I dug my hands deeper into my pockets and gathered my coat more tightly around me as a man in a long sleeve shirt and jeans stepped out of his car. He took one look at me and teased in an accent only the most indigenous of folks can, “This is balmy, dear!”

Spring is different here in Maine. It’s nothing to write home about. Especially since the mailbox is still frozen closed. March comes in like a lion and goes out like an even hungrier lion. April is equally likely to give us Easter or a Nor’easter. May can bring even parts madness and muddiness.

We all know, though, no matter how many winters we’ve seen hold on too long, that the good stuff is coming.

In case you’re unconvinced that spring has gotten a foothold in our lives, here are more surefire signs of spring in Maine:

The oil delivery man tells you he’ll probably only see you a dozen more times before summer.

Discounts on bags of salt.
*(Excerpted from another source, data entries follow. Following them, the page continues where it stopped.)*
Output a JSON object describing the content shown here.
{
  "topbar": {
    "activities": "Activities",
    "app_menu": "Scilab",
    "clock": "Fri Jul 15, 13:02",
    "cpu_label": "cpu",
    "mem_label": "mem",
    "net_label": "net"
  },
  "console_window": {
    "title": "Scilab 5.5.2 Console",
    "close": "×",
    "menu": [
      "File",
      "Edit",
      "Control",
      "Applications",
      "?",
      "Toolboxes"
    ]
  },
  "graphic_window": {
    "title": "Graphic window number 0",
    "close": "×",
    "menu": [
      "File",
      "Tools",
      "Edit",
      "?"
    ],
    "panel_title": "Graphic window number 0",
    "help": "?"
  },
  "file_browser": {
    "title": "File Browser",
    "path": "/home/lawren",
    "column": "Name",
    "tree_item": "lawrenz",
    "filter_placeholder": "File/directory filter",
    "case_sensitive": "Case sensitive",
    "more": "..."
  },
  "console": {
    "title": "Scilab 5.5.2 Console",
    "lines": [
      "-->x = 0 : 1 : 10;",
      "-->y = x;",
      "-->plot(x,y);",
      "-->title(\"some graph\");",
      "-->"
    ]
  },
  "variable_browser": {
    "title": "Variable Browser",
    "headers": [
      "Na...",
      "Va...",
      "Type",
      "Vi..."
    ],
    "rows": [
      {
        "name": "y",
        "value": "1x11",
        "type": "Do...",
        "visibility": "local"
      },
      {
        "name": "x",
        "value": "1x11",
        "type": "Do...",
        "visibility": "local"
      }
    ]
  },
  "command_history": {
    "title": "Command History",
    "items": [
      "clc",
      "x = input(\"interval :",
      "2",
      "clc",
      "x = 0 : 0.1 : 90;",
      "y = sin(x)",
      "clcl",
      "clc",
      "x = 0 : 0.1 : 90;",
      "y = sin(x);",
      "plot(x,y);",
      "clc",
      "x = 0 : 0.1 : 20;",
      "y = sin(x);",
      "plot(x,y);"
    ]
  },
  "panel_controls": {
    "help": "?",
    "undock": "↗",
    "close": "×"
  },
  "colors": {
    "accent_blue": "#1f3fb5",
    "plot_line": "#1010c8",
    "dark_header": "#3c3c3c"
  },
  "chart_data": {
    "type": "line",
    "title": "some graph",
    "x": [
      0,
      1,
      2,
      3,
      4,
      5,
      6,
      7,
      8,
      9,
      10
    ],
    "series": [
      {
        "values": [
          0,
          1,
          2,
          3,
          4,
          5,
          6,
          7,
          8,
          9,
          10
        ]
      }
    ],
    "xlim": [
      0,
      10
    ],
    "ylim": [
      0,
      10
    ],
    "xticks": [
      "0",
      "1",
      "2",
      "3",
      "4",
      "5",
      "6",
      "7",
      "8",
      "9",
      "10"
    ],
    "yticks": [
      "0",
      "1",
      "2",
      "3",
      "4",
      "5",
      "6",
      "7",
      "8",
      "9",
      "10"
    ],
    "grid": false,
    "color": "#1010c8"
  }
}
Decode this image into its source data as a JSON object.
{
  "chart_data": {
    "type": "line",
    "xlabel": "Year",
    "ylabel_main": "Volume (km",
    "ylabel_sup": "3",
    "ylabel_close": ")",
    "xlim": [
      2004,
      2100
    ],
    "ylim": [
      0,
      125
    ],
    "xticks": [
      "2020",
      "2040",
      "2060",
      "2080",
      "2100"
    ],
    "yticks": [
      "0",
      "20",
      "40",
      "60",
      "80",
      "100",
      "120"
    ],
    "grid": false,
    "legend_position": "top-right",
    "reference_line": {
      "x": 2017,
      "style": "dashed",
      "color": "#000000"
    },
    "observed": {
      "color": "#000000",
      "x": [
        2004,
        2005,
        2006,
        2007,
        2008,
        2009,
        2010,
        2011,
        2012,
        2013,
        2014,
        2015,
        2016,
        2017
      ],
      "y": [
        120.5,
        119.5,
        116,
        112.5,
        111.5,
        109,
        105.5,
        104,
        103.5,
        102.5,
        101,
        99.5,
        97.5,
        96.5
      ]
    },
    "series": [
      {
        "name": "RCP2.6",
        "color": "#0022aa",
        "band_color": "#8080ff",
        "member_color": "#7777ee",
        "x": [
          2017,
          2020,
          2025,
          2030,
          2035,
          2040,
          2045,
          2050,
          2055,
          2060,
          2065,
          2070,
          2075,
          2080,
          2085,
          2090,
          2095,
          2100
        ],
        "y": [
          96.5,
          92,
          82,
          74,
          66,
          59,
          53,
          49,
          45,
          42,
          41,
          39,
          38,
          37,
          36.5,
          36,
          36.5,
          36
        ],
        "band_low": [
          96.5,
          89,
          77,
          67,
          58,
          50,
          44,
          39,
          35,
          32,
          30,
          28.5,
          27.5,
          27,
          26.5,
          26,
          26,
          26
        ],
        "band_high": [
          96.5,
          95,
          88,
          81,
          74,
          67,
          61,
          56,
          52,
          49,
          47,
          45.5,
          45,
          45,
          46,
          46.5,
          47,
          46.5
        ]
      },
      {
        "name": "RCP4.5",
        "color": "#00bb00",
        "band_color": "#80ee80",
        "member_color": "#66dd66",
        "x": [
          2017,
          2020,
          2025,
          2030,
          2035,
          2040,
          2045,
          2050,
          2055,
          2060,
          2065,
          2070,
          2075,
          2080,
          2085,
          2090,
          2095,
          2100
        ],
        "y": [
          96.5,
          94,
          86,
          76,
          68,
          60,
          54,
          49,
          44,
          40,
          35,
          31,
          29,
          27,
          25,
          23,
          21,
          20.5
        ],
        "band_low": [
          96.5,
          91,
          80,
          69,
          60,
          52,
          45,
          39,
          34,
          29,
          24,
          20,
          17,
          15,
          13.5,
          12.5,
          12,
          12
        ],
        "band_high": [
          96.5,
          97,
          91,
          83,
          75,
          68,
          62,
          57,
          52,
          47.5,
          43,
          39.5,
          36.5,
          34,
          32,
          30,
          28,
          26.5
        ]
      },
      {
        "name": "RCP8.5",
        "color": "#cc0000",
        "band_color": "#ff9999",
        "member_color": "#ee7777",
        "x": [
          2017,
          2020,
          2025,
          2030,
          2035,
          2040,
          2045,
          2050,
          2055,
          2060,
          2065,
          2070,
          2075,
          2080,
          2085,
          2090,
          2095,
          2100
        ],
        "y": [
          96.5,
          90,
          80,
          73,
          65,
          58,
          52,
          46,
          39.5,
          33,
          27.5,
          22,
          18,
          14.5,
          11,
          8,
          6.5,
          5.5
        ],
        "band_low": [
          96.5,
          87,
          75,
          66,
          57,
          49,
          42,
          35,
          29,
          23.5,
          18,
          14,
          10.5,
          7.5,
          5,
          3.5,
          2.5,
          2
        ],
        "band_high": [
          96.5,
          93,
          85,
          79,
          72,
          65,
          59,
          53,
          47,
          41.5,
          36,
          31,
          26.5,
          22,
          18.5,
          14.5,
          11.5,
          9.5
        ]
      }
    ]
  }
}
And not for happy hour.

You abandon sweaters in favor of wearing 14 layers.

You realize you never really disposed of your Christmas tree.

You stand forlornly over snow boots and rain boots having no idea which one to wear.

The weatherman shrugs at the camera and says, “Eh …”

You begin wrapping your leftovers in the plastic from your windows.

You start to phase out the 3 p.m. dinner.

You begin to think there might be foods other than chili.

Your relatives who will only consider visiting Maine in the summer start to inquire if you feel like August is going to be a safe bet.